13. Gérald Godin, alors à Québec-Presse (devenu plus tard député), détenu une semaine.
14. Louis Fournier, journaliste à la station CKAC, arrêté pour une journée avant les mesures de guerre.
15. et 16. Célestin Hubert, de Radio-Canada, et Robert Pilon, du Quartier Latin, interrogés par qu'ils étaient avec Louis Fournier.
17. Raymond Bernatchez, de Montréal-Matin, arrêté dans la salle des nouvelles, puis relâché.
18. Gilles Paquin, ancien journaliste au Droit et à La Presse, arrêté, détenu et relâché sans motif.

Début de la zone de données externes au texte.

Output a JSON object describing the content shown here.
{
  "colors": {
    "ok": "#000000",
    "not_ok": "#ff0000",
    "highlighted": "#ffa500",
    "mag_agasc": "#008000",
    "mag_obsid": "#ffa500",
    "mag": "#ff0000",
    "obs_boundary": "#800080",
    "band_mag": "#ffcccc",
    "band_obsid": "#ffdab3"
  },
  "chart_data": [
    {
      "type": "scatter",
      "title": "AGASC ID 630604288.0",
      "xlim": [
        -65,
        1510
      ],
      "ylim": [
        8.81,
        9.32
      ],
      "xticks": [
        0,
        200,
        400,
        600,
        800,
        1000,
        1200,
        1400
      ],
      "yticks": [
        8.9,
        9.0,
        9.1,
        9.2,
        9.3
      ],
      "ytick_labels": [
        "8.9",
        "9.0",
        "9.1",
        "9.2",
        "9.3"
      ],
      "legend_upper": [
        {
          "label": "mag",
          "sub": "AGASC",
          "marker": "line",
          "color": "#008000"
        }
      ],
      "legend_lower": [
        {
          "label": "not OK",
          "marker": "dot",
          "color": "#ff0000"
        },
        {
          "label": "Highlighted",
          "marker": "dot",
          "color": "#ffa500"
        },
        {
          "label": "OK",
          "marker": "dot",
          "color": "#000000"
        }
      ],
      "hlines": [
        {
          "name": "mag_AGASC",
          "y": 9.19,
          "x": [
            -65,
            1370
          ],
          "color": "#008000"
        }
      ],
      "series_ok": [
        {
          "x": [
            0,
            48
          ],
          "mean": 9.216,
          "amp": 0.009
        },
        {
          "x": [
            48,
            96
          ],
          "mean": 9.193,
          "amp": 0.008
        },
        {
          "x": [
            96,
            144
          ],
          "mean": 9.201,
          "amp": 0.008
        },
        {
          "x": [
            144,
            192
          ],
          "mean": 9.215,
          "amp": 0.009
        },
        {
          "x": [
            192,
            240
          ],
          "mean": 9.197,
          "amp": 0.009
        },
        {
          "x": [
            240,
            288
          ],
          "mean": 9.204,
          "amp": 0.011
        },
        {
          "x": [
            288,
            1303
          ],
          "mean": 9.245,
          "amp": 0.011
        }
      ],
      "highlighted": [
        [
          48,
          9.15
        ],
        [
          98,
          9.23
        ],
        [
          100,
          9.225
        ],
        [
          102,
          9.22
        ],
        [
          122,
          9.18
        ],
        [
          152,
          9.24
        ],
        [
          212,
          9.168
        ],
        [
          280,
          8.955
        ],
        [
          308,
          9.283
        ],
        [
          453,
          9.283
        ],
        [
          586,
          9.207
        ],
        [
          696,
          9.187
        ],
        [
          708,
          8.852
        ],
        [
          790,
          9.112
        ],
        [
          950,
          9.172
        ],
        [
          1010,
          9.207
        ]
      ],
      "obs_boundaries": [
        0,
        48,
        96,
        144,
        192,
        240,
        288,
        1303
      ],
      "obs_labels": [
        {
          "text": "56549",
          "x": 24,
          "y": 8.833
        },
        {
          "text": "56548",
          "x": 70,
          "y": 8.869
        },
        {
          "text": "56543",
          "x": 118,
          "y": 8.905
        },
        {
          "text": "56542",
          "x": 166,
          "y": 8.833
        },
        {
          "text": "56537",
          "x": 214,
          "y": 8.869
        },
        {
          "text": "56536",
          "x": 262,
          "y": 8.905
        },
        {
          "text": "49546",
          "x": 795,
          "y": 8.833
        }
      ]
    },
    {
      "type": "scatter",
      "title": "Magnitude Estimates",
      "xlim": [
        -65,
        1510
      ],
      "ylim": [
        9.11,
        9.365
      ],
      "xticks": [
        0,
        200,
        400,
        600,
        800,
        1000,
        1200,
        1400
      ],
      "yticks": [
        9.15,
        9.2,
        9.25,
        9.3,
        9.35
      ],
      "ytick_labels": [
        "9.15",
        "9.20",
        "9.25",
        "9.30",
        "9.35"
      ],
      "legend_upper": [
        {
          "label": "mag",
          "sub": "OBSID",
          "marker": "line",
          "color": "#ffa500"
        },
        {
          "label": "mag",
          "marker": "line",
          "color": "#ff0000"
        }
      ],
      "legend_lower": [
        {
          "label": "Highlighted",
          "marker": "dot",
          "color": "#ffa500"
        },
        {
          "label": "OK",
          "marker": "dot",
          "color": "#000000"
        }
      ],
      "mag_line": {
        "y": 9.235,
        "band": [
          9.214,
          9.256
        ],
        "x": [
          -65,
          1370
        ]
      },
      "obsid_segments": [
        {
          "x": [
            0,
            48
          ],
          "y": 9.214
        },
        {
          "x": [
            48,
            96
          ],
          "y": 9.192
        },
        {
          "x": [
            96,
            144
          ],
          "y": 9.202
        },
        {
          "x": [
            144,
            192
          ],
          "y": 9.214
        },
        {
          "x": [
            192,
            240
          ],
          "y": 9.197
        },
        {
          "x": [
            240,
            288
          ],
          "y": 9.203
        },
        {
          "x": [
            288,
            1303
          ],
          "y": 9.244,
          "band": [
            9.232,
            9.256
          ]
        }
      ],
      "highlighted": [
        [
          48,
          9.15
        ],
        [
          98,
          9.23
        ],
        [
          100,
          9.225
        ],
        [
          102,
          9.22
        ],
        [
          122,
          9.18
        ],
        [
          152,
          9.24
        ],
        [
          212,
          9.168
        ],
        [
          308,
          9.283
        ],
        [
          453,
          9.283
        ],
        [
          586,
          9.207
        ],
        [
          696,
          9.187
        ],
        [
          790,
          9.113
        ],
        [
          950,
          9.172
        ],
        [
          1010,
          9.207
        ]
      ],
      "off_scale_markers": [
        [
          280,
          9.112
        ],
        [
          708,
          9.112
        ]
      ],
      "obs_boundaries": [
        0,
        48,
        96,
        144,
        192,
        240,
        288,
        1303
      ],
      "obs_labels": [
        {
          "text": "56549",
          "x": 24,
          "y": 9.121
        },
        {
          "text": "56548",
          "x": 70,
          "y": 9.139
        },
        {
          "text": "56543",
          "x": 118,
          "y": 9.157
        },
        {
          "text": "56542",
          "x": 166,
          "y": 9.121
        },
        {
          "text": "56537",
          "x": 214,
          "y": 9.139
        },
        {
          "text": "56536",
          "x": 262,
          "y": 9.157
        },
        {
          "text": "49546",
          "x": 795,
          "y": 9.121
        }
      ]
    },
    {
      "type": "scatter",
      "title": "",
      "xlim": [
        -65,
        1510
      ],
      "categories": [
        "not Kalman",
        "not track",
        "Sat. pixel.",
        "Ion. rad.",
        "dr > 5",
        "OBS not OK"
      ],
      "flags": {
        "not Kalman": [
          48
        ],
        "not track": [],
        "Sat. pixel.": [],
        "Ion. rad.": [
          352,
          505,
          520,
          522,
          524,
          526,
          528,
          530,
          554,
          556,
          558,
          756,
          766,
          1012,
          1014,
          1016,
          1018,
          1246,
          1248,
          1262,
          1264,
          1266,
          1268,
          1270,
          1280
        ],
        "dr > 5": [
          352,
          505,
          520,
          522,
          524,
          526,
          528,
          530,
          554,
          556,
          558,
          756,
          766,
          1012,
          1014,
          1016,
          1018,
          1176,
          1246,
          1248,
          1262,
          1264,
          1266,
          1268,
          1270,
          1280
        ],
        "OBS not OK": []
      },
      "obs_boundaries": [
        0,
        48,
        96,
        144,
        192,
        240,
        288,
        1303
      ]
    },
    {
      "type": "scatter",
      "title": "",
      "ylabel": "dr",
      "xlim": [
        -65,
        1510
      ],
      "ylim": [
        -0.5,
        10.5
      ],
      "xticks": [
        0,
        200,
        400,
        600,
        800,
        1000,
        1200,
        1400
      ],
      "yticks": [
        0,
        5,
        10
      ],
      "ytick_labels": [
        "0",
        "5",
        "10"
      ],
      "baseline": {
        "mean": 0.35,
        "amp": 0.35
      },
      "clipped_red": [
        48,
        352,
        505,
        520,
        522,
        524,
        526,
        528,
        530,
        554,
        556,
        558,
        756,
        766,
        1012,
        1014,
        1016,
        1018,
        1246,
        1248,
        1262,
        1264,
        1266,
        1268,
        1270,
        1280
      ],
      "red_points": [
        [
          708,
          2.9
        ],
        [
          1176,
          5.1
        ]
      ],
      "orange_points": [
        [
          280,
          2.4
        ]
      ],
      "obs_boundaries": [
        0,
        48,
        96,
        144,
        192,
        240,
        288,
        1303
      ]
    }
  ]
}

Il ne faut pas sous-estimer l'effet de ces arrestations sur les individus concernés, sur leurs organisations respectives et sur le public qui a été privé d'information et d'opinions essentielles sous un régime répressif qui a duré plusieurs semaines. Je me souviens du climat dans les médias... et au Parlement canadien qui était mon principal lieu de travail. Mes parents s'inquiétaient qu'à tout moment, les policiers frappent à ma porte pour me passer les menottes. J'y ai moi-même pensé... Faut croire qu'étant franco-ontarien, j'étais absent de leur radar...
Mais de voir des collègues « disparaître » sans motif, cela laisse des traces... On devient plus prudent... J'ai arrêté de faire des entrevues dans la rue quand un des « interviewés » s'est retrouvé en prison à cause des opinions exprimées... On hésite davantage avant de poser des questions pointues à des ministres et députés fédéraux constamment accompagnés de militaires en tenue de guerre... Dans un restaurant de Hull, où nous célébrions le 25e anniversaire de mariage de mes parents (24 octobre), on a dû manger à la table voisine d'un député local, flanqué d'un soldat armé d'une mitraillette...

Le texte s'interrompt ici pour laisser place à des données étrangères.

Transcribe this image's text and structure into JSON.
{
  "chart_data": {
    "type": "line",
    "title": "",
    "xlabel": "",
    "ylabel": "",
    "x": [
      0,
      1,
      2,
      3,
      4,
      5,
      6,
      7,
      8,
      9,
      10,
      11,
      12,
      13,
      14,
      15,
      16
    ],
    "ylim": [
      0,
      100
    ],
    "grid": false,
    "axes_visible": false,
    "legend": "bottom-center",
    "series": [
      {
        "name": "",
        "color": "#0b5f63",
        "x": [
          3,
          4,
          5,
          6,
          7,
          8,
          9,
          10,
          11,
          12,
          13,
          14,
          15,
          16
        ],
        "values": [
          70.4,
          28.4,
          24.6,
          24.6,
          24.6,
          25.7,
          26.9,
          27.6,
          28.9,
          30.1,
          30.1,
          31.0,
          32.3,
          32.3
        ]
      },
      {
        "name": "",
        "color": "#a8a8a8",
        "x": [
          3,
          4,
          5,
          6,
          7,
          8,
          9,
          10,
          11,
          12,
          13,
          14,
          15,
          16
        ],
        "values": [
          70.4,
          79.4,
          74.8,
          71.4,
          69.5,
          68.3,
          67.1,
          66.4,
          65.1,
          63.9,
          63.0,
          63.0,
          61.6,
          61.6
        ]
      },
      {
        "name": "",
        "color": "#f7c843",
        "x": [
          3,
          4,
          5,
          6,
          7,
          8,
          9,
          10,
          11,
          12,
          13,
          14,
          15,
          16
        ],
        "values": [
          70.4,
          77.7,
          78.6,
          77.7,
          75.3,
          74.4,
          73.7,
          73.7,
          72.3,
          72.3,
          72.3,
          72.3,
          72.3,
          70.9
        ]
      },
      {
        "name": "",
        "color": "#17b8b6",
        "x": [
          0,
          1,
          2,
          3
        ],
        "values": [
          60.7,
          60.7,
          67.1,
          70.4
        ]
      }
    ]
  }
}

Tout ça pour dire qu'en cas de crise, les médias comptent invariablement parmi les premiers groupes visés par les gouvernements, et que la libre circulation de l'information et de l'opinion reste l'un des droits les plus précieux d'une société.
Je n'éprouve aucune sympathie pour la violence du FLQ. Les auteurs des deux enlèvements et du meurtre de Pierre Laporte méritaient de croupir longtemps en prison.

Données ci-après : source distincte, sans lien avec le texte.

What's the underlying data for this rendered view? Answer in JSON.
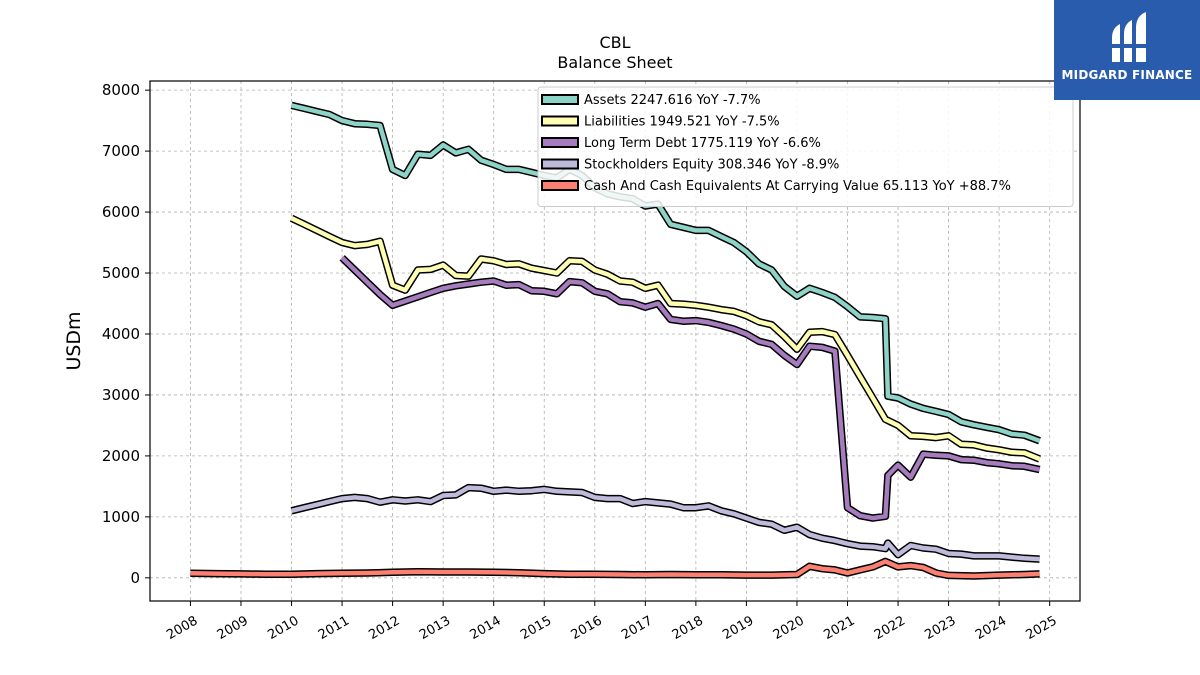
{
  "chart_data": {
    "type": "line",
    "title": "CBL",
    "subtitle": "Balance  Sheet",
    "ylabel": "USDm",
    "xlabel": "",
    "ylim": [
      -380,
      8150
    ],
    "xlim": [
      2007.2,
      2025.6
    ],
    "yticks": [
      0,
      1000,
      2000,
      3000,
      4000,
      5000,
      6000,
      7000,
      8000
    ],
    "xticks": [
      "2008",
      "2009",
      "2010",
      "2011",
      "2012",
      "2013",
      "2014",
      "2015",
      "2016",
      "2017",
      "2018",
      "2019",
      "2020",
      "2021",
      "2022",
      "2023",
      "2024",
      "2025"
    ],
    "grid": true,
    "legend_position": "top-right",
    "series": [
      {
        "name": "Assets",
        "legend": "Assets  2247.616 YoY -7.7%",
        "color": "#8dd3c7",
        "points": [
          [
            2010.0,
            7750
          ],
          [
            2010.25,
            7700
          ],
          [
            2010.5,
            7650
          ],
          [
            2010.75,
            7600
          ],
          [
            2011.0,
            7500
          ],
          [
            2011.25,
            7450
          ],
          [
            2011.5,
            7440
          ],
          [
            2011.75,
            7420
          ],
          [
            2012.0,
            6700
          ],
          [
            2012.25,
            6600
          ],
          [
            2012.5,
            6950
          ],
          [
            2012.75,
            6930
          ],
          [
            2013.0,
            7100
          ],
          [
            2013.25,
            6970
          ],
          [
            2013.5,
            7030
          ],
          [
            2013.75,
            6850
          ],
          [
            2014.0,
            6780
          ],
          [
            2014.25,
            6700
          ],
          [
            2014.5,
            6700
          ],
          [
            2014.75,
            6650
          ],
          [
            2015.0,
            6600
          ],
          [
            2015.25,
            6560
          ],
          [
            2015.5,
            6700
          ],
          [
            2015.75,
            6600
          ],
          [
            2016.0,
            6400
          ],
          [
            2016.25,
            6300
          ],
          [
            2016.5,
            6250
          ],
          [
            2016.75,
            6220
          ],
          [
            2017.0,
            6100
          ],
          [
            2017.25,
            6130
          ],
          [
            2017.5,
            5800
          ],
          [
            2017.75,
            5750
          ],
          [
            2018.0,
            5700
          ],
          [
            2018.25,
            5700
          ],
          [
            2018.5,
            5600
          ],
          [
            2018.75,
            5500
          ],
          [
            2019.0,
            5350
          ],
          [
            2019.25,
            5150
          ],
          [
            2019.5,
            5050
          ],
          [
            2019.75,
            4780
          ],
          [
            2020.0,
            4620
          ],
          [
            2020.25,
            4750
          ],
          [
            2020.5,
            4680
          ],
          [
            2020.75,
            4600
          ],
          [
            2021.0,
            4450
          ],
          [
            2021.25,
            4280
          ],
          [
            2021.5,
            4270
          ],
          [
            2021.75,
            4250
          ],
          [
            2021.8,
            2980
          ],
          [
            2022.0,
            2950
          ],
          [
            2022.25,
            2850
          ],
          [
            2022.5,
            2780
          ],
          [
            2022.75,
            2730
          ],
          [
            2023.0,
            2680
          ],
          [
            2023.25,
            2560
          ],
          [
            2023.5,
            2510
          ],
          [
            2023.75,
            2470
          ],
          [
            2024.0,
            2430
          ],
          [
            2024.25,
            2360
          ],
          [
            2024.5,
            2340
          ],
          [
            2024.8,
            2248
          ]
        ]
      },
      {
        "name": "Liabilities",
        "legend": "Liabilities  1949.521 YoY -7.5%",
        "color": "#ffffb3",
        "points": [
          [
            2010.0,
            5900
          ],
          [
            2010.25,
            5800
          ],
          [
            2010.5,
            5700
          ],
          [
            2010.75,
            5600
          ],
          [
            2011.0,
            5500
          ],
          [
            2011.25,
            5450
          ],
          [
            2011.5,
            5470
          ],
          [
            2011.75,
            5520
          ],
          [
            2012.0,
            4800
          ],
          [
            2012.25,
            4720
          ],
          [
            2012.5,
            5050
          ],
          [
            2012.75,
            5060
          ],
          [
            2013.0,
            5130
          ],
          [
            2013.25,
            4960
          ],
          [
            2013.5,
            4950
          ],
          [
            2013.75,
            5230
          ],
          [
            2014.0,
            5200
          ],
          [
            2014.25,
            5140
          ],
          [
            2014.5,
            5150
          ],
          [
            2014.75,
            5080
          ],
          [
            2015.0,
            5040
          ],
          [
            2015.25,
            5000
          ],
          [
            2015.5,
            5200
          ],
          [
            2015.75,
            5190
          ],
          [
            2016.0,
            5050
          ],
          [
            2016.25,
            4980
          ],
          [
            2016.5,
            4870
          ],
          [
            2016.75,
            4850
          ],
          [
            2017.0,
            4750
          ],
          [
            2017.25,
            4800
          ],
          [
            2017.5,
            4500
          ],
          [
            2017.75,
            4490
          ],
          [
            2018.0,
            4470
          ],
          [
            2018.25,
            4440
          ],
          [
            2018.5,
            4400
          ],
          [
            2018.75,
            4370
          ],
          [
            2019.0,
            4300
          ],
          [
            2019.25,
            4200
          ],
          [
            2019.5,
            4150
          ],
          [
            2019.75,
            3960
          ],
          [
            2020.0,
            3750
          ],
          [
            2020.25,
            4030
          ],
          [
            2020.5,
            4040
          ],
          [
            2020.75,
            3990
          ],
          [
            2021.0,
            3650
          ],
          [
            2021.25,
            3300
          ],
          [
            2021.5,
            2950
          ],
          [
            2021.75,
            2600
          ],
          [
            2022.0,
            2500
          ],
          [
            2022.25,
            2330
          ],
          [
            2022.5,
            2320
          ],
          [
            2022.75,
            2300
          ],
          [
            2023.0,
            2330
          ],
          [
            2023.25,
            2190
          ],
          [
            2023.5,
            2180
          ],
          [
            2023.75,
            2130
          ],
          [
            2024.0,
            2100
          ],
          [
            2024.25,
            2060
          ],
          [
            2024.5,
            2050
          ],
          [
            2024.8,
            1950
          ]
        ]
      },
      {
        "name": "Long Term Debt",
        "legend": "Long Term Debt  1775.119 YoY -6.6%",
        "color": "#bebada",
        "lineColor": "#a77cbf",
        "points": [
          [
            2011.0,
            5250
          ],
          [
            2011.25,
            5050
          ],
          [
            2011.5,
            4850
          ],
          [
            2011.75,
            4650
          ],
          [
            2012.0,
            4470
          ],
          [
            2012.25,
            4540
          ],
          [
            2012.5,
            4610
          ],
          [
            2012.75,
            4680
          ],
          [
            2013.0,
            4750
          ],
          [
            2013.25,
            4790
          ],
          [
            2013.5,
            4820
          ],
          [
            2013.75,
            4850
          ],
          [
            2014.0,
            4870
          ],
          [
            2014.25,
            4800
          ],
          [
            2014.5,
            4810
          ],
          [
            2014.75,
            4710
          ],
          [
            2015.0,
            4700
          ],
          [
            2015.25,
            4660
          ],
          [
            2015.5,
            4860
          ],
          [
            2015.75,
            4840
          ],
          [
            2016.0,
            4700
          ],
          [
            2016.25,
            4660
          ],
          [
            2016.5,
            4530
          ],
          [
            2016.75,
            4510
          ],
          [
            2017.0,
            4440
          ],
          [
            2017.25,
            4500
          ],
          [
            2017.5,
            4240
          ],
          [
            2017.75,
            4210
          ],
          [
            2018.0,
            4220
          ],
          [
            2018.25,
            4190
          ],
          [
            2018.5,
            4140
          ],
          [
            2018.75,
            4080
          ],
          [
            2019.0,
            4000
          ],
          [
            2019.25,
            3880
          ],
          [
            2019.5,
            3830
          ],
          [
            2019.75,
            3650
          ],
          [
            2020.0,
            3500
          ],
          [
            2020.25,
            3800
          ],
          [
            2020.5,
            3780
          ],
          [
            2020.75,
            3720
          ],
          [
            2021.0,
            1150
          ],
          [
            2021.25,
            1020
          ],
          [
            2021.5,
            980
          ],
          [
            2021.75,
            1010
          ],
          [
            2021.8,
            1680
          ],
          [
            2022.0,
            1850
          ],
          [
            2022.25,
            1650
          ],
          [
            2022.5,
            2030
          ],
          [
            2022.75,
            2010
          ],
          [
            2023.0,
            2000
          ],
          [
            2023.25,
            1940
          ],
          [
            2023.5,
            1930
          ],
          [
            2023.75,
            1890
          ],
          [
            2024.0,
            1870
          ],
          [
            2024.25,
            1840
          ],
          [
            2024.5,
            1830
          ],
          [
            2024.8,
            1775
          ]
        ]
      },
      {
        "name": "Stockholders Equity",
        "legend": "Stockholders Equity  308.346 YoY -8.9%",
        "color": "#bebada",
        "points": [
          [
            2010.0,
            1100
          ],
          [
            2010.25,
            1150
          ],
          [
            2010.5,
            1200
          ],
          [
            2010.75,
            1250
          ],
          [
            2011.0,
            1300
          ],
          [
            2011.25,
            1320
          ],
          [
            2011.5,
            1300
          ],
          [
            2011.75,
            1240
          ],
          [
            2012.0,
            1280
          ],
          [
            2012.25,
            1260
          ],
          [
            2012.5,
            1280
          ],
          [
            2012.75,
            1250
          ],
          [
            2013.0,
            1350
          ],
          [
            2013.25,
            1360
          ],
          [
            2013.5,
            1480
          ],
          [
            2013.75,
            1470
          ],
          [
            2014.0,
            1420
          ],
          [
            2014.25,
            1440
          ],
          [
            2014.5,
            1420
          ],
          [
            2014.75,
            1430
          ],
          [
            2015.0,
            1450
          ],
          [
            2015.25,
            1420
          ],
          [
            2015.5,
            1410
          ],
          [
            2015.75,
            1400
          ],
          [
            2016.0,
            1320
          ],
          [
            2016.25,
            1300
          ],
          [
            2016.5,
            1300
          ],
          [
            2016.75,
            1220
          ],
          [
            2017.0,
            1250
          ],
          [
            2017.25,
            1230
          ],
          [
            2017.5,
            1210
          ],
          [
            2017.75,
            1150
          ],
          [
            2018.0,
            1150
          ],
          [
            2018.25,
            1180
          ],
          [
            2018.5,
            1100
          ],
          [
            2018.75,
            1050
          ],
          [
            2019.0,
            980
          ],
          [
            2019.25,
            910
          ],
          [
            2019.5,
            880
          ],
          [
            2019.75,
            780
          ],
          [
            2020.0,
            830
          ],
          [
            2020.25,
            710
          ],
          [
            2020.5,
            650
          ],
          [
            2020.75,
            610
          ],
          [
            2021.0,
            560
          ],
          [
            2021.25,
            520
          ],
          [
            2021.5,
            510
          ],
          [
            2021.75,
            480
          ],
          [
            2021.8,
            570
          ],
          [
            2022.0,
            380
          ],
          [
            2022.25,
            530
          ],
          [
            2022.5,
            490
          ],
          [
            2022.75,
            470
          ],
          [
            2023.0,
            400
          ],
          [
            2023.25,
            390
          ],
          [
            2023.5,
            360
          ],
          [
            2023.75,
            360
          ],
          [
            2024.0,
            360
          ],
          [
            2024.25,
            340
          ],
          [
            2024.5,
            320
          ],
          [
            2024.8,
            308
          ]
        ]
      },
      {
        "name": "Cash And Cash Equivalents At Carrying Value",
        "legend": "Cash And Cash Equivalents At Carrying Value  65.113 YoY +88.7%",
        "color": "#fb8072",
        "points": [
          [
            2008.0,
            75
          ],
          [
            2008.5,
            70
          ],
          [
            2009.0,
            65
          ],
          [
            2009.5,
            60
          ],
          [
            2010.0,
            60
          ],
          [
            2010.5,
            70
          ],
          [
            2011.0,
            75
          ],
          [
            2011.5,
            80
          ],
          [
            2012.0,
            90
          ],
          [
            2012.5,
            100
          ],
          [
            2013.0,
            95
          ],
          [
            2013.5,
            95
          ],
          [
            2014.0,
            90
          ],
          [
            2014.5,
            85
          ],
          [
            2015.0,
            70
          ],
          [
            2015.5,
            60
          ],
          [
            2016.0,
            60
          ],
          [
            2016.5,
            55
          ],
          [
            2017.0,
            50
          ],
          [
            2017.5,
            55
          ],
          [
            2018.0,
            50
          ],
          [
            2018.5,
            50
          ],
          [
            2019.0,
            45
          ],
          [
            2019.5,
            45
          ],
          [
            2020.0,
            55
          ],
          [
            2020.25,
            190
          ],
          [
            2020.5,
            150
          ],
          [
            2020.75,
            130
          ],
          [
            2021.0,
            80
          ],
          [
            2021.25,
            130
          ],
          [
            2021.5,
            180
          ],
          [
            2021.75,
            270
          ],
          [
            2022.0,
            180
          ],
          [
            2022.25,
            200
          ],
          [
            2022.5,
            170
          ],
          [
            2022.75,
            80
          ],
          [
            2023.0,
            40
          ],
          [
            2023.5,
            30
          ],
          [
            2024.0,
            45
          ],
          [
            2024.5,
            55
          ],
          [
            2024.8,
            65
          ]
        ]
      }
    ]
  },
  "logo": {
    "text": "MIDGARD FINANCE",
    "color": "#2a5cae"
  }
}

Mais d'autres s'en sont tirés sans égratignure. Pour avoir provoqué l'emprisonnement de centaines d'innocents et supprimé sans justification les droits et libertés de tout un pays, les Pïerre Elliott Trudeau, John Turner, Jean Marchand, Mitchell Sharp, Bryce Mackasey, Gérard Pelletier, Charles Drury, Edgar Benson et leurs complices québécois, y compris Robert Bourassa, Jérôme Choquette et Jean Drapeau - collectivement coupables du plus sauvage abus de pouvoir depuis la Confédération - n'ont jamais goûté à la justice qu'ils méritaient.
Cette histoire n'a pas encore été entièrement racontée. Il faudrait le faire avant que tous les acteurs et actrices de cette crise soient morts et enterrés.